La pêche au thonLa première fois que j’ai visité le port de Sète, j’ai subi un énorme choc. Mes vacances chez mes grands-parents à La Baule avaient bercé ma jeunesse à la vue des petits chalutiers de pêche du Croisic ou Pornichet, mais les vaisseaux de guerre des thoniers de Sète m’ont terrifié. Il ne manque aux thoniers que les canons et la couleur gris pour figurer parmi l’armada de l’armée française. Au-delà du choc visuel, j’ose imaginer les enjeux économiques de cette pêche industrielle, mais le dépouillage des ressources maritimes dépasse carrément les bornes. La cupidité des thoniers va totalement éradiquer les espèces et il semble bien qu’ils s’arrêteront quand il n’y aura plus un seul aileron de thon en vue sur leurs radars perfectionnés.

L’association Greenpeace a surveillé les thoniers pour en tirer des conclusions alarmantes. La France aurait caché 850 tonnes de poissons pêchés, l’Italie en aurait occulté 15 000 et l’Espagne n’aurait pas déclaré 9 000 tonnes. De plus, il existe une pratique courante qui implique de revendre une partie des prises à un pêcheur de nationalité différente ou de changer le pavillon du navire pour un autre moins drastique au niveau des quotas.

Pour finir, le dispositif global des prises repose essentiellement sur l’autocontrôle dont je doute de la fiabilité à la vue de la cupidité des pêcheurs industriels. Les pêcheurs s’en foutent de piller les ressources et les autorités n’ont pas les moyens de contrôler correctement.
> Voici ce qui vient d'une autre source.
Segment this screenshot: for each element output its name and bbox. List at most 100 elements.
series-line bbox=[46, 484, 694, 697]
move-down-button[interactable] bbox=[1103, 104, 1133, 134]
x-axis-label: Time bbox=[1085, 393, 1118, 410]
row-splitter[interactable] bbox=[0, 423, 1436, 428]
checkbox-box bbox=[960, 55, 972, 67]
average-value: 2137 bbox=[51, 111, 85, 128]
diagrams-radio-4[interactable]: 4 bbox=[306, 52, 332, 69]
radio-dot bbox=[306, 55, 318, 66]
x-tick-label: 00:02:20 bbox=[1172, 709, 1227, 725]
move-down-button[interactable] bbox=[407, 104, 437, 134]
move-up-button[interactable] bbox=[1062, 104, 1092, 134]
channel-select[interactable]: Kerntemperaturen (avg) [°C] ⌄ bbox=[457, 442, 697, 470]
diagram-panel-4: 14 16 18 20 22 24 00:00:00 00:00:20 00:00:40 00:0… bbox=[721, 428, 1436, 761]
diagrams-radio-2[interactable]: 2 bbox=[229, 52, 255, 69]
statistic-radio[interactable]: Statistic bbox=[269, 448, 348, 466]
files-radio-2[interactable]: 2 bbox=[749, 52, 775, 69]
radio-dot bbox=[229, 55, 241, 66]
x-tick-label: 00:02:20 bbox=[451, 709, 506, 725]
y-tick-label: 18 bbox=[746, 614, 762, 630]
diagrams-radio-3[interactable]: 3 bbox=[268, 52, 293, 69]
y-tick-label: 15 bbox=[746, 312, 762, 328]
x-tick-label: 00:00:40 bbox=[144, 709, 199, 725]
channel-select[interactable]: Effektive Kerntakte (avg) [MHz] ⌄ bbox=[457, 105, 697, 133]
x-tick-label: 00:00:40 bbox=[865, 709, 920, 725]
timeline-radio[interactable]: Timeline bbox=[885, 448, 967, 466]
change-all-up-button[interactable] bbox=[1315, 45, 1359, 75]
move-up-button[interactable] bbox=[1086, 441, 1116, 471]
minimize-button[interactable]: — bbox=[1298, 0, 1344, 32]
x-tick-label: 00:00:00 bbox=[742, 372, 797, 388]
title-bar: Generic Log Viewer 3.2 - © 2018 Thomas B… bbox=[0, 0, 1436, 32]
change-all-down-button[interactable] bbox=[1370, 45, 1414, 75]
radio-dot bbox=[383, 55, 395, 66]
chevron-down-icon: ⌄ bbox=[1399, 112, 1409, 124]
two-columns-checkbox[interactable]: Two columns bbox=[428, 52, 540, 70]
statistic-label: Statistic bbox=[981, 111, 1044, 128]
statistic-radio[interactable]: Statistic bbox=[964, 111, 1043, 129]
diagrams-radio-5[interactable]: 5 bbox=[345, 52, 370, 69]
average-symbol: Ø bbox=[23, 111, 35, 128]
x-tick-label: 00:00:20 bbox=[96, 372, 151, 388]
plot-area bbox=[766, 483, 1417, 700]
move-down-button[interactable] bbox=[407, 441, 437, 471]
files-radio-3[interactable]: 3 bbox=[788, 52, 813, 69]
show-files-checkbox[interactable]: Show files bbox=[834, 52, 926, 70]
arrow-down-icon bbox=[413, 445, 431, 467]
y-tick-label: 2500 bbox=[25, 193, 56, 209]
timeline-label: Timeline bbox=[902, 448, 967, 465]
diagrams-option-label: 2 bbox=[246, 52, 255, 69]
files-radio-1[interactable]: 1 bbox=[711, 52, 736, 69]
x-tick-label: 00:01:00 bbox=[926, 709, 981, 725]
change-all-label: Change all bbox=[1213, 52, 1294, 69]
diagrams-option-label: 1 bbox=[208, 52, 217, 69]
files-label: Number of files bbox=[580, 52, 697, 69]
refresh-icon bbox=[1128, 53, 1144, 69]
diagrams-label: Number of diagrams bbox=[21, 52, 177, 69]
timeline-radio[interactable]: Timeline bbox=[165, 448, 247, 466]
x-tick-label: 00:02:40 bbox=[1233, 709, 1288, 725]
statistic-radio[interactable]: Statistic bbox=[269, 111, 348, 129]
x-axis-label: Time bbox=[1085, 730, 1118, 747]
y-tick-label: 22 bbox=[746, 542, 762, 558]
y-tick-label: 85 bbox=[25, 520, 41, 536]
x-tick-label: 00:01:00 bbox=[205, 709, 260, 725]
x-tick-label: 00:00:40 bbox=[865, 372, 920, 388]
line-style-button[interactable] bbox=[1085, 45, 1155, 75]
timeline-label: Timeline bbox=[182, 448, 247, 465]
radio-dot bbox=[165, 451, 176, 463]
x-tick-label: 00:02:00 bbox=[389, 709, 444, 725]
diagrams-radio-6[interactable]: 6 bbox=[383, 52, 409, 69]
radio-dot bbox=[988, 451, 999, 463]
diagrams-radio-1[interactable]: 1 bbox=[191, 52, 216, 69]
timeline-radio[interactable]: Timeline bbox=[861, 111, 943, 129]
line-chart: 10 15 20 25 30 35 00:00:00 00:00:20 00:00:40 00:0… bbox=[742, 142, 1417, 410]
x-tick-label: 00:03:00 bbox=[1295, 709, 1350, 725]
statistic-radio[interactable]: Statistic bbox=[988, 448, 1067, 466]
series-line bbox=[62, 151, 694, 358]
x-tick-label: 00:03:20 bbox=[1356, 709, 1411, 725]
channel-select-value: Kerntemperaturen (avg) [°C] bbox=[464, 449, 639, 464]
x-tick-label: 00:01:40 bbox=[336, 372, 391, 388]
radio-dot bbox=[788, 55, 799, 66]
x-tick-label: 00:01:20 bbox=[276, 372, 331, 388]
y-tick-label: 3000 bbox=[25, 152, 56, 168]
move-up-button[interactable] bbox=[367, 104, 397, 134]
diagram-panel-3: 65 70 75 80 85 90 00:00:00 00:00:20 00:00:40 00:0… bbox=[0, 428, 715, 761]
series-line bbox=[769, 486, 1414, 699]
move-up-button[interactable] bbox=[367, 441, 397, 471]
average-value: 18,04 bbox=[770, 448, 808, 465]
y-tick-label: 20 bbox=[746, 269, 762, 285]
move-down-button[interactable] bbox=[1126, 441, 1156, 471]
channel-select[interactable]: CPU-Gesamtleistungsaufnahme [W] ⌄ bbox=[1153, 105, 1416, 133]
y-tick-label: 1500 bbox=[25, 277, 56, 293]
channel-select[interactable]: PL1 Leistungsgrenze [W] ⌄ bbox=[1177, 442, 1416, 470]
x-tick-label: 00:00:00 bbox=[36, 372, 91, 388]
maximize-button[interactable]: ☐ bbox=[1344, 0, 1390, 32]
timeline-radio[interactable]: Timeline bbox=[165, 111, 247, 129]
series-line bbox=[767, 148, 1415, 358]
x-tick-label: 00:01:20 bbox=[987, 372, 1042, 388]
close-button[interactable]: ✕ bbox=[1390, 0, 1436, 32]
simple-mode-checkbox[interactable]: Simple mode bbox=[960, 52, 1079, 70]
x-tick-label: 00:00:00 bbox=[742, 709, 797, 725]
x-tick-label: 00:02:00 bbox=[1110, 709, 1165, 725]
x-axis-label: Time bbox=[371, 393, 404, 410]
C’est une évidence de planifier que le poisson ne va pas s’en tirer vivant. Il faut savoir que le poisson ne revient pas quand il a été décimé quelque part. Tous les quotas possibles ne pourront donc pas ramener le poisson et les thoniers n’auront que leurs yeux pour pleurer lorsqu’il n’y aura plus rien à pêcher.

Je sais que la pêche n’est peut-être pas le sujet le plus glamour ou racoleur dont je pourrais parler, mais ça m’inquiète un peu de savoir que les enfants de mon fils ne mangeront certainement rien d’autre que du poisson d’élevage. Les humains ont vraiment cette faculté de détruire leur biotope de manière extrêmement rapide. Il y a une étude qui comparait l’espèce humaine au rat lorsqu’il s’agit de cette destruction du biotope. Cette histoire de thon me laisse penser que notre cerveau est peut-être plus développé que celui du rat, mais nous montrons tellement de bêtise que nous méritons notre triste sort.